He came, he played, and he conquered. Adam Golka played all five of Beethoven’ piano concertos before two dazzled Lubbock audiences on Friday September 23 and on the following Saturday. Actually, he played the cycle twice. There were dress rehearsals Thursday night and Saturday morning. This feat, unique in my experience, requires prodigious doses of stamina, endurance, memory, and the invulnerability of youth. Golka is 24.
And of course, these are not ordinary concertos for piano and orchestra; they are Beethoven’s. They are the summa of the genre. Young Golka has an extraordinary technique that was easily up the the great challenges that Beethoven presents, but even more impressive was the artistry he displayed. This was the complete package. There were a few wrong notes – how could there not be? But his playing was vitually spot on throughout the artistic marathon.
Friday night started with the Concerto #2 (actually the first written, but second published). Golka sailed through the very difficult cadenza in the first movement. Beethoven wrote this years after he had written the concerto. The lovely adagio was played with exquisite sensitivity and feeling. The last movement is a rondo written, several years after the first two movements, for the work’s first performance in Prague in 1795. It’s marked Molto Allegro. And that’s the way Golka played it to the delight of the near capacity audience.
The Concerto #3 was written in 1800 and first performed with the composer as soloist in 1803. Though there are many cadenzas for the first movement Golka opted for Beethoven’s as he did for all the concertos except the 5th which doesn’t have one – at least in the usual sense. Golka’s playing has the audience on their feet at it’s conclusion which marked the intermission.
The performance concluded with Beethoven’s 4th Concerto. This is a work where Beethoven moved into a world no one had visited before. The first movement starts with the solo piano playing a few cords. After a pause the orchestra enter. This opening has dazzled both critics and audiences for the past two centuries. The second movement is equally original. you can hear the precursor of Beethoven’s late style in it, the style characteristic of the final piano sonatas and string quartets. It’s beautiful and unlike anything else in the concerto literature. The last movement, a rondo, is in traditional form unlike the preceding two movements. The audience was ecstatic at the close of the performance.
The Lubbock Symphony Orchestra was conducted by its music director, and the pianist’s older brother, Tomasz Golka. Maestro Golka is in in his fifth and final season as the orchestra’s head. Under his taut leadership the ensemble has reached an artistic stature level unequaled by orchestras found in cities the size of Lubbock.

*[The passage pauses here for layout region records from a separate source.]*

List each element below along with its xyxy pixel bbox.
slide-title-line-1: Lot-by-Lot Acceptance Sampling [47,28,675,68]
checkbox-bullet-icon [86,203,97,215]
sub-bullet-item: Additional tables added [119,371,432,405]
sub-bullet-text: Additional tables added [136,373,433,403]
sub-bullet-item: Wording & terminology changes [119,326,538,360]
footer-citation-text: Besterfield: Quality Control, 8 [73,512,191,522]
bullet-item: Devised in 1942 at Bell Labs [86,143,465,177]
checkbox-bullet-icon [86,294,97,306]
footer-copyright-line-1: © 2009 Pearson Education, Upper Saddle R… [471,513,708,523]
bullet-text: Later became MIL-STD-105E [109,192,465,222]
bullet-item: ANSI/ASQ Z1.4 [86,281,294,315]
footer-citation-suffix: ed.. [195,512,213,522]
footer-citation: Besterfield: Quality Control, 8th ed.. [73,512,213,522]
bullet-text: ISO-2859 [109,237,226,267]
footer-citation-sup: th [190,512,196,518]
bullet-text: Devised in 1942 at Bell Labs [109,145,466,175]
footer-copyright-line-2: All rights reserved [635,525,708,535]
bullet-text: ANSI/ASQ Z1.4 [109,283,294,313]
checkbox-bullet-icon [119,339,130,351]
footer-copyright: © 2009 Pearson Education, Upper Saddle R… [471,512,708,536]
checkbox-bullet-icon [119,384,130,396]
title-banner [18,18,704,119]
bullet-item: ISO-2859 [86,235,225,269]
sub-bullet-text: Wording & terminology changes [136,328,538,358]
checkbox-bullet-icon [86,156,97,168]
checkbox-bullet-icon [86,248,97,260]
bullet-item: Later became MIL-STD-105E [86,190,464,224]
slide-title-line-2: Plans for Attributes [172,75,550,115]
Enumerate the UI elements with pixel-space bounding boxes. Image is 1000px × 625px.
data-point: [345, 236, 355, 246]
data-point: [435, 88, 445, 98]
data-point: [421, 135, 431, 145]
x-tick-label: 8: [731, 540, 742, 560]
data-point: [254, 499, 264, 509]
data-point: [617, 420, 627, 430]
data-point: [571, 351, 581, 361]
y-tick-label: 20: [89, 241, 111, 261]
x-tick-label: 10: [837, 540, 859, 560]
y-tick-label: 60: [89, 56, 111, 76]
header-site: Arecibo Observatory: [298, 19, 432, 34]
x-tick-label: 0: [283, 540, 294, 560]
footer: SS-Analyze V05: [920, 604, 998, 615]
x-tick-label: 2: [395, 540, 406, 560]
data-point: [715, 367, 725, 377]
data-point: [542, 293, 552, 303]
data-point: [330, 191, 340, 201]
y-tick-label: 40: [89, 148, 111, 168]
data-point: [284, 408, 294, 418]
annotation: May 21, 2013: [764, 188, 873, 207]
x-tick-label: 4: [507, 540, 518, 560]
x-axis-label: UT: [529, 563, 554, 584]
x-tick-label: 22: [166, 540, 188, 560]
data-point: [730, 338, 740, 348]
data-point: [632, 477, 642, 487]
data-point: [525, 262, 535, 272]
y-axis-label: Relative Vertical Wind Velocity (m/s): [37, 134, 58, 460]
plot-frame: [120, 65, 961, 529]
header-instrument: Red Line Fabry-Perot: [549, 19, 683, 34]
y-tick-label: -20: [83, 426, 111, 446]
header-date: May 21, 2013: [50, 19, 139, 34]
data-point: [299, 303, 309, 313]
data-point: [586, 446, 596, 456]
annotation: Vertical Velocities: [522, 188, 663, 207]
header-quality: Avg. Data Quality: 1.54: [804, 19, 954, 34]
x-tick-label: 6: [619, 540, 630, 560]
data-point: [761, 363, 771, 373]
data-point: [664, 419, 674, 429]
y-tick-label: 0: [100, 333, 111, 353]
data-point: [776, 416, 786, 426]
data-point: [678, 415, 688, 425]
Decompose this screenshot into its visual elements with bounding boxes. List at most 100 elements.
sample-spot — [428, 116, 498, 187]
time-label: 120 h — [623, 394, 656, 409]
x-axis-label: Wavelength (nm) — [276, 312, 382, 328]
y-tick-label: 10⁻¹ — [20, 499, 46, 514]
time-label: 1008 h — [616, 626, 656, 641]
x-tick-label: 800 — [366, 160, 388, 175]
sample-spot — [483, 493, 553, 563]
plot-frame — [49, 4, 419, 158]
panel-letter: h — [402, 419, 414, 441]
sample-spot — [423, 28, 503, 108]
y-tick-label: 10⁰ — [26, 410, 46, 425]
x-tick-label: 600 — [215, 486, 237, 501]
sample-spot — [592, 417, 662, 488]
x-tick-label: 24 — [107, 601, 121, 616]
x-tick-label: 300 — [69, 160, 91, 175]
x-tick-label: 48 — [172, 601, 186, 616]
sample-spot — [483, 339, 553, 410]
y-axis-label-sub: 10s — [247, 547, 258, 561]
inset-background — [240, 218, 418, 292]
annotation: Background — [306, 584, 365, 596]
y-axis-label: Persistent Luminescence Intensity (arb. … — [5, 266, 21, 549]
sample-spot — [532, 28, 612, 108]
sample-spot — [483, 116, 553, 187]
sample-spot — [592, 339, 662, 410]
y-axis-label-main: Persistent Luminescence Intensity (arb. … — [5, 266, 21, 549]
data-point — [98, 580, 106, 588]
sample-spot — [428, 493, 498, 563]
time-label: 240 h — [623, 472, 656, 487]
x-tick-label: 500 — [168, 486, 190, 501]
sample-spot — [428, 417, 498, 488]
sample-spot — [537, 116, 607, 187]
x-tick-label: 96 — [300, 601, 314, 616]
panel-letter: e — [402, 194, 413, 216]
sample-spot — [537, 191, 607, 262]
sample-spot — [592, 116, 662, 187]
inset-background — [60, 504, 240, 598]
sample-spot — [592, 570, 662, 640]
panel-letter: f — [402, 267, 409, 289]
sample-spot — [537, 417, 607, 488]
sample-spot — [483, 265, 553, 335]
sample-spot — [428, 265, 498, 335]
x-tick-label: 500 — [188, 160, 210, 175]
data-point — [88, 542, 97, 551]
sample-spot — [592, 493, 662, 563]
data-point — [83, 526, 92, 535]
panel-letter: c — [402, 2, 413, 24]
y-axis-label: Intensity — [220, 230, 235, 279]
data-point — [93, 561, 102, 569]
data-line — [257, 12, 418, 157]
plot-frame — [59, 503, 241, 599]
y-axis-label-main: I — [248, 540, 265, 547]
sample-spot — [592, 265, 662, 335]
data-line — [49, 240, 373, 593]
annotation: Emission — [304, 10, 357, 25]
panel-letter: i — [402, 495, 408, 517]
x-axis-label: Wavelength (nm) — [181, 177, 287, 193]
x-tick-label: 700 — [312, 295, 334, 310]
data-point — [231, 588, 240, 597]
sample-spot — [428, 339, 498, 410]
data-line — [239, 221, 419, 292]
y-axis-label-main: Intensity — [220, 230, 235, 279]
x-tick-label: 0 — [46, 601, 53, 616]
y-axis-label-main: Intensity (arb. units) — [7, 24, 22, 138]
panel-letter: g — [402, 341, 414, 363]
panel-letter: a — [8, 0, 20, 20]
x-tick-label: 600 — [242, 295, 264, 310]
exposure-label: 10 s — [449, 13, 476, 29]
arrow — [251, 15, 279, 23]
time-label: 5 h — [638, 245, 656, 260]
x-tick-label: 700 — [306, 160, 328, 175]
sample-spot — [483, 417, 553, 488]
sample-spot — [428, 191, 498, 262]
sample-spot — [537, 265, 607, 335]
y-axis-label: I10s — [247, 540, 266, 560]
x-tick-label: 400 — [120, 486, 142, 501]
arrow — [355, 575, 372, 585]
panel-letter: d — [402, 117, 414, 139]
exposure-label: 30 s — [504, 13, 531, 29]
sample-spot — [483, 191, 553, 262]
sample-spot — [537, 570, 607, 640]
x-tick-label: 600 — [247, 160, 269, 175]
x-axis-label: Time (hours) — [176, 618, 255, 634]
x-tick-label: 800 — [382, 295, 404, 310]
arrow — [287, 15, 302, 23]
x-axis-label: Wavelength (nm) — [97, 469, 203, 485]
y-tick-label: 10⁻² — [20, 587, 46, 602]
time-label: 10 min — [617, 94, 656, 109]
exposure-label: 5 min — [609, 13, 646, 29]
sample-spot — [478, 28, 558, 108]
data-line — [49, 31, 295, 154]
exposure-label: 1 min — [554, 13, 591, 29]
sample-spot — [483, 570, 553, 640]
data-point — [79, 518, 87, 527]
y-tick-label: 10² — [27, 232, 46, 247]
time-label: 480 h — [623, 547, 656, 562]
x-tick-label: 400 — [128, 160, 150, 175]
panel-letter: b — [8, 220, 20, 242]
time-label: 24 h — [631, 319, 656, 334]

These two concerts were not just a challenge for the soloist; the orchestra was equally challenged. They had to prepare two different programs in the time normally allotted for one. Realizing that they were part of a unique event they played like Orpheus. The maestro is always a sensitive collaborator when the plays with a soloist; he was specially attentive during these performances.
The orchestra was grouped in a new arrangement. The basses and cellos were on stage right while the percussion was on the left. Also new was the piano. In place of the usual Steinway, in need of major repair, a Bösendorfer concert grand was trucked in from Dallas just for these two evenings. This piano has a bright sound and is vaguely reminiscent of a forte-piano. Beethoven would have loved playing it.
Saturday began with the 1st concerto. Written in 1796-7, Beethoven gave it its first performance in Prague in 1798. It’s form is that of the tradition classical concerto. The first movement has three cadenzas by the composer. Golka opted for the longest and most difficult which he dispatched with elan.
The second movement is a lovely largo in ABA form. It requires a switch from technical virtuosity to poetic restraint. Golka made the change without effort. The last movement is another exuberant rondo with Beethoven’s characteristic syncopation and rhythmic drive. Again the audience was on its feet.
The series concluded with the 5th concerto – The Emperor. The name was not given by Beethoven, but by Johann Baptist Cramer, the English publisher of the concerto. But the work obviously deserves the appellation. The 1st movement starts with three cords in the orchestra whereupon the solo piano takes off on a wild journey that lasts more than two minutes before the orchestra returns. The simple and beautiful adagio runs directly into a seven part rondo.
Unfortunately for Lubbockites Saturday evening was also the occasion for a Texas Tech football game. Many who might have gone to hear Golka went to the stadium to watch the Red raiders eek out a one point victory over a Nevada team that was supposed to be a sacrificial offering. They would have been far better off to choose Beethoven over pigskin.
Golka, the pianist, is still studying in Baltimore with the famed American pianist Leon Fleisher. Given the technique and mature artistry that he already possess I’m not sure what he has to learn from another pianist. It’s experience and solitary study that are most likely to benefit him. I asked him if he intends to do all five Beethoven concertos again. He said that he would first do each one alone 30 times before considering another attempt at the cycle – a wise reply. What could have been a stunt was a great artistic event – poetry and bravura. Those fortunate to hear the series are likely to remember it for a long time.